International standards bodies have raised an alarm over the UK’s game-changing techno-economic policy, breaking with protocol to fire warning shots at the Cabinet Office and calling for a reversal of the open source commitments it made the backbone of its ICT Strategy.
The policy has pitted competition honchos, invigorated by the reforming tide of networked ICT, against trade policy wonks, who preside over a system of international standardisation that encompasses intellectual property law, an immense bureaucracy of engineers, and age-old trade flows.
Back home it already threatens a rift between Cabinet Office and the Department of Business, Innovation and Skills which usually sets standards policy. The British Standards Organisation, operating under BIS mandate, has taken the unprecedented step of warning government to scrap the offending policy or risk breaching its international obligations.
Three European standards bodies have meanwhile written to the Cabinet Office warning its policy is untenable, and the International Standards Organisation is preparing to take the same, unprecedented step of interjecting directly.
The row is emerging over a technocratic definition of systems interoperability standards and the seemingly innocuous Cabinet Office promise to create a level playing field for open source software in public procurement.
But the policy is far more significant, being central to government’s pledge to halt expensive government IT failures, break the stranglehold big IT businesses have over the public purse, and create opportunities for small, local firms in a world dominated by US software monopolies. It is also a vital element of the Big Society reforms.
The government wants open standards of interoperability to replace the proprietary software application interfaces that software companies use as a technocratic means of protecting their markets. It has proposed an open computing infrastructure in which competing systems, or entities such as Big Society service providers, can be swapped in and out without proprietary data protocols deciding who can and cannot participate.
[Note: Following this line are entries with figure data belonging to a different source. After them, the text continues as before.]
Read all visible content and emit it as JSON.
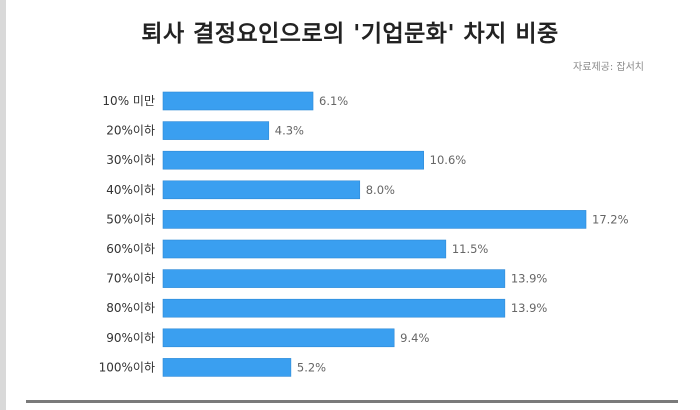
{
  "page": {
    "title": "퇴사 결정요인으로의 '기업문화' 차지 비중",
    "source": "자료제공: 잡서치"
  },
  "colors": {
    "bar": "#3a9ff0",
    "bar_edge": "#2f8ad6"
  },
  "chart_data": {
    "type": "bar",
    "orientation": "horizontal",
    "title": "퇴사 결정요인으로의 '기업문화' 차지 비중",
    "categories": [
      "10% 미만",
      "20%이하",
      "30%이하",
      "40%이하",
      "50%이하",
      "60%이하",
      "70%이하",
      "80%이하",
      "90%이하",
      "100%이하"
    ],
    "values": [
      6.1,
      4.3,
      10.6,
      8.0,
      17.2,
      11.5,
      13.9,
      13.9,
      9.4,
      5.2
    ],
    "value_labels": [
      "6.1%",
      "4.3%",
      "10.6%",
      "8.0%",
      "17.2%",
      "11.5%",
      "13.9%",
      "13.9%",
      "9.4%",
      "5.2%"
    ],
    "xlim": [
      0,
      17.2
    ],
    "grid": false,
    "legend": "none"
  }
}
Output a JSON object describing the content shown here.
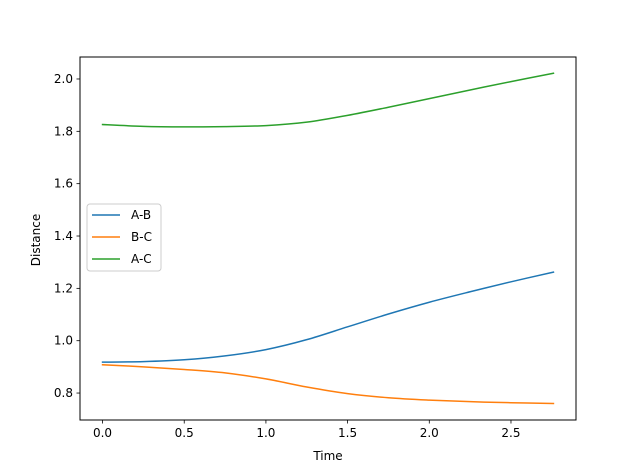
{
  "chart_data": {
    "type": "line",
    "title": "",
    "xlabel": "Time",
    "ylabel": "Distance",
    "xlim": [
      -0.138,
      2.898
    ],
    "ylim": [
      0.697,
      2.084
    ],
    "xticks": [
      0.0,
      0.5,
      1.0,
      1.5,
      2.0,
      2.5
    ],
    "xtick_labels": [
      "0.0",
      "0.5",
      "1.0",
      "1.5",
      "2.0",
      "2.5"
    ],
    "yticks": [
      0.8,
      1.0,
      1.2,
      1.4,
      1.6,
      1.8,
      2.0
    ],
    "ytick_labels": [
      "0.8",
      "1.0",
      "1.2",
      "1.4",
      "1.6",
      "1.8",
      "2.0"
    ],
    "grid": false,
    "legend_position": "center-left",
    "x": [
      0.0,
      0.25,
      0.5,
      0.75,
      1.0,
      1.25,
      1.5,
      1.75,
      2.0,
      2.25,
      2.5,
      2.76
    ],
    "series": [
      {
        "name": "A-B",
        "color": "#1f77b4",
        "values": [
          0.918,
          0.92,
          0.927,
          0.942,
          0.966,
          1.004,
          1.053,
          1.102,
          1.147,
          1.187,
          1.225,
          1.262
        ]
      },
      {
        "name": " B-C",
        "color": "#ff7f0e",
        "values": [
          0.908,
          0.9,
          0.89,
          0.877,
          0.854,
          0.823,
          0.798,
          0.782,
          0.773,
          0.767,
          0.763,
          0.76
        ]
      },
      {
        "name": "A-C",
        "color": "#2ca02c",
        "values": [
          1.826,
          1.819,
          1.817,
          1.818,
          1.822,
          1.835,
          1.861,
          1.892,
          1.925,
          1.958,
          1.99,
          2.022
        ]
      }
    ]
  }
}
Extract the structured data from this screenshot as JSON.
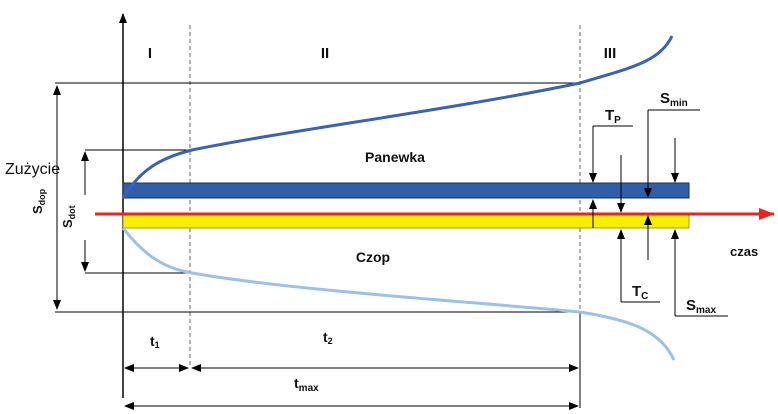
{
  "regions": {
    "I": "I",
    "II": "II",
    "III": "III"
  },
  "labels": {
    "zuzycie": "Zużycie",
    "s_dop_main": "S",
    "s_dop_sub": "dop",
    "s_dot_main": "S",
    "s_dot_sub": "dot",
    "panewka": "Panewka",
    "czop": "Czop",
    "czas": "czas",
    "t1_main": "t",
    "t1_sub": "1",
    "t2_main": "t",
    "t2_sub": "2",
    "tmax_main": "t",
    "tmax_sub": "max",
    "tp_main": "T",
    "tp_sub": "P",
    "tc_main": "T",
    "tc_sub": "C",
    "smin_main": "S",
    "smin_sub": "min",
    "smax_main": "S",
    "smax_sub": "max"
  },
  "colors": {
    "upper_curve": "#3a63b0",
    "lower_curve": "#9cc0e8",
    "panewka_bar": "#2f5fa8",
    "czop_bar": "#f5f000",
    "time_axis": "#e8261e"
  }
}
Juan Carlos López Agüí, chairman of the Joint Presidents’ Group (JPG) of European ICT and electronics standards bodies CEN, CENELEC and ETSI, wrote to Cabinet Office minister Francis Maude on 4 May, warning that its ICT policy would isolate the UK from the rest of the world’s system of standardisation.
“The definition of “open standards”…used by the UK government, is on a road towards excluding standards from the majority of the most important standards bodies…from being used in UK public procurement,” said the JPG chairman.
“This belief is based on the fact that the definition refers exclusively to standards that have intellectual property made irrevocably available on a royalty-free basis,” he said in the letter, obtained by Computer Weekly.
The letter fingered a Cabinet Office Procurement Policy Note of 31 January which decreed government should purchase systems using open standards that comprised only of royalty-free intellectual property.
David Bell, who as head of external policy leads BSI relations with government and international bodies, said if the government tried to reference international standards in its systems without paying royalties, “it would break quite a number of international conventions”.
“If the Cabinet Office were to follow through and say that all the standards they reference, including British standards and international standards, have to be made available free of charge, we will be kicked out of the international standards-making community,” said Bell.
The open systems movement is striving to prevent rights holders damning information flows by claiming royalties on data protocols.
Gerry Gavigan, chairman on the Open Source Consortium and member of a BSI ICT standards committee at the centre of the furore, said: “If you charge royalties for a standard, are you a cartel? If you require to use a standard and you have to pay money to play, that feels so much like a cartel to me.”
Andy Updegrove, a Boston lawyer specialising in standards, said the UK was one of a number of countries refusing to relinquish the royalty-free interoperability principle despite the European Commissions’ retreat under intense lobbying from rights holders.
The EC erased the royalty-free clause from its European Interoperability Framework last year, putting it in line with the preferences of large software companies and international standards bodies. It had introduced the clause in 2004, the same year it prosecuted Microsoft for preventing competitors accessing proprietary interfaces used its market-dominating software.
The motivation of UK ICT policy was illustrated last year when Bristol City Council gave up trying to use alternatives to Microsoft Office because it was impossible to operate without using proprietary Microsoft document standards. It has committed to buying Microsoft instead.
Liam Maxwell, councillor for the Royal Borough Council of Windsor & Maidenhead, told a meeting of the British Computer Society’s Open Source Group last night how the Big Society envisioned service providing units being swapped like cassettes.
“It will only work if we have a set of standards,” said Maxwell, who co-wrote Conservative technology policy.
A Cabinet Office spokeswoman said the open standards policy was “not set in stone” and the UK definition of an open standard had been up for consultation since it invited the public to complete a survey on the matter in February.
A BIS spokesman said in a written statement:” BIS is aware of the Cabinet Office documents relating to the use of Royalty Free open standards for government ICT procurement and note their views in this regard.”